И оба мы, Букин и я, по-своему были причастны к созданию громадного муравейника, и остро чувствовал я это в те минуты, когда оживали краски на старом и драгоценном полотне.

– Долго что-то Сережи нет, – заметил я.

Букин сощурил глаз. Морщинкой еще состарил старый доживающий умный лоб и, глядя в картину, буркнул:

– Увлекается. Власть своего рода мальчуган получил. Интересно, ведь… реквизировать!

Мне не хотелось сердить старика улыбкой, я спросил о картине:

– Как вы думаете, чья же это работа?

Сережин энтузиазм уже приписал ее кисти Пуссэна, и Букин об этом слышал.

– Это? – И серьезно и строго, по-профессорски педантично, определил: – Судя по составу красок, по выработке холста, – это, несомненно, старая вещь, копия, может быть, времен Пуссэна. И копия – не плохая. Но, разумеется, не Пуссэн.

Букин любил объяснять, когда его слушали, и мне всегда казалось, что от передаваемых им новых интимных деталей словно телом сызнова обрастал уцелевший скелет какого-нибудь исторического образа. Но сейчас разговор был оборван ворвавшимся Сережей. Именно ворвавшимся, – с увлеченным лицом, с загипнотизированными глазами, со свертком под мышкой. Мимо веселого недоумения моего, мимо сожалеющей гримасы Букина – к столу и на стол осторожно и бережно сверток. И снял бумагу. Я невольно привстал. Чудный фарфоровый конь, взметнувшийся на дыбы, и рыцарь-всадник, стянувший удила!

Звякнула об пол жестянка. Это Букин выронил шпатель. И затем, трагически-сосредоточенный, медленно подходил к столу седой старик, и дрожали морщинистые руки его, когда он ощупывал фарфор.

– Где вы это достали? – глухо спросил он и сел.

И едва не плача, торопясь и волнуясь, выпаливал Сережа:

– Там, в холодном чулане, в каком-то ящике. Еще там примерзли к полу – книги, ветхие – должно быть, старообрядческие. И рукописи. Одну я принес – вот!

Букин, не слушая, встал. Застегивал старое свое пальто и смеялся пожелтевшими усами.

– Сейчас же идемте туда. Все, что там есть, надо изъять! – топнул он ногой. – Вы сказали… этой милиции, чтобы она охраняла?! – И, торжественно показав на всадника, объявил: – Ценнейшая вещь. Мейсенский фарфор. Или украден из Эрмитажа, или из какой-то очень хорошей коллекции. Ну, идемте, Сергей, идемте!

И, отмахиваясь руками на мои вопросы, догонял убежавшего вперед Сережу.

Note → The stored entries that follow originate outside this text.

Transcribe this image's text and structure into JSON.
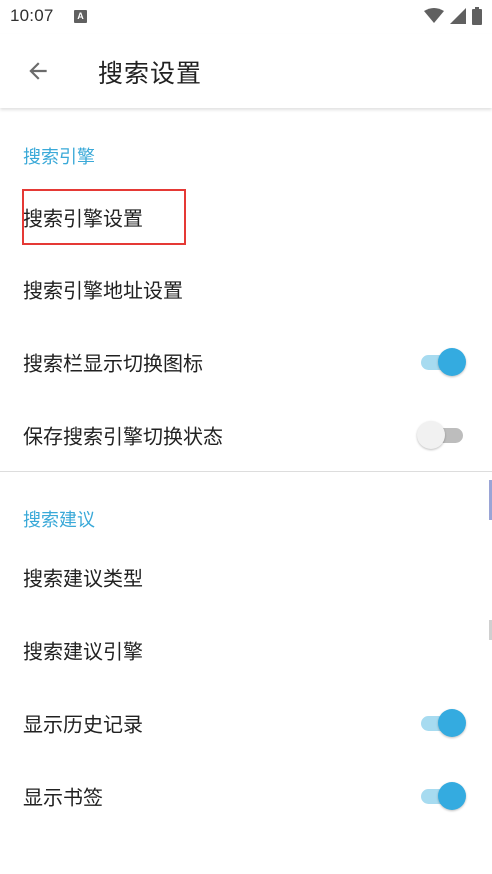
{
  "status_bar": {
    "time": "10:07",
    "notification_icon": "A"
  },
  "app_bar": {
    "title": "搜索设置",
    "back_icon": "arrow-left-icon"
  },
  "sections": [
    {
      "header": "搜索引擎",
      "items": [
        {
          "title": "搜索引擎设置",
          "switch": null
        },
        {
          "title": "搜索引擎地址设置",
          "switch": null
        },
        {
          "title": "搜索栏显示切换图标",
          "switch": true
        },
        {
          "title": "保存搜索引擎切换状态",
          "switch": false
        }
      ]
    },
    {
      "header": "搜索建议",
      "items": [
        {
          "title": "搜索建议类型",
          "switch": null
        },
        {
          "title": "搜索建议引擎",
          "switch": null
        },
        {
          "title": "显示历史记录",
          "switch": true
        },
        {
          "title": "显示书签",
          "switch": true
        }
      ]
    }
  ],
  "colors": {
    "accent": "#34abe0",
    "section_header": "#3aa9d8",
    "highlight": "#e53935"
  }
}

Зачарованный, я остался разглядывать дивную группу. Огненным заревом поднялся конь на дыбы, опираясь хвостом и копытами. Каждый мускул играл под тонкой шкурой. Так правдиво и сильно передал композицию мастер. Оторвавшись, я взял принесенную книгу. Потемневший коричневый переплет, отороченный путаной золотой вязью. «Путешествие вокруг света», изданное Плюшаром в Санкт-Петербурге. На крышке стоял полустертый штемпель: «Библиотека А. Корицкого». Я задумался, припомнил. Да, тот самый Корицкий, о котором рассказывал Букин? Его статуи стояли у нас в музее. Теперь же, странно, попала и книга. Я недоумевал, перелистывая страницы, пока из них не выскользнул список. Это был длинный перечень предметов старины и искусства, написанный, видимо, давно, причем против некоторых названий стояли кресты, обозначенные сравнительно свежими чернилами. В числе отмеченных была и книга, которую я держал в руках, и статуи, привезенные вчера, и много других вещей. Несомненно, что кто-то выбирал по списку, и почему-то часть отобранного оказалась в нашем городе. Но любопытство мое стало жгучим, когда открыженным жирным крестом оказалось название ассирийской рукописи, того самого редкостного, по рассказам Букина, документа, который тщетно хотел купить у Корицкого Британский музей.

– Черт возьми, – улыбнулся я, – вот бы найти! Это был бы рекорд. Своего рода – дело профессиональной чести… Да, конечно, для науки бы спасся важный исторический памятник, а для Республики, помимо другого, сохранилась бы и вещь высокой стоимости материальной.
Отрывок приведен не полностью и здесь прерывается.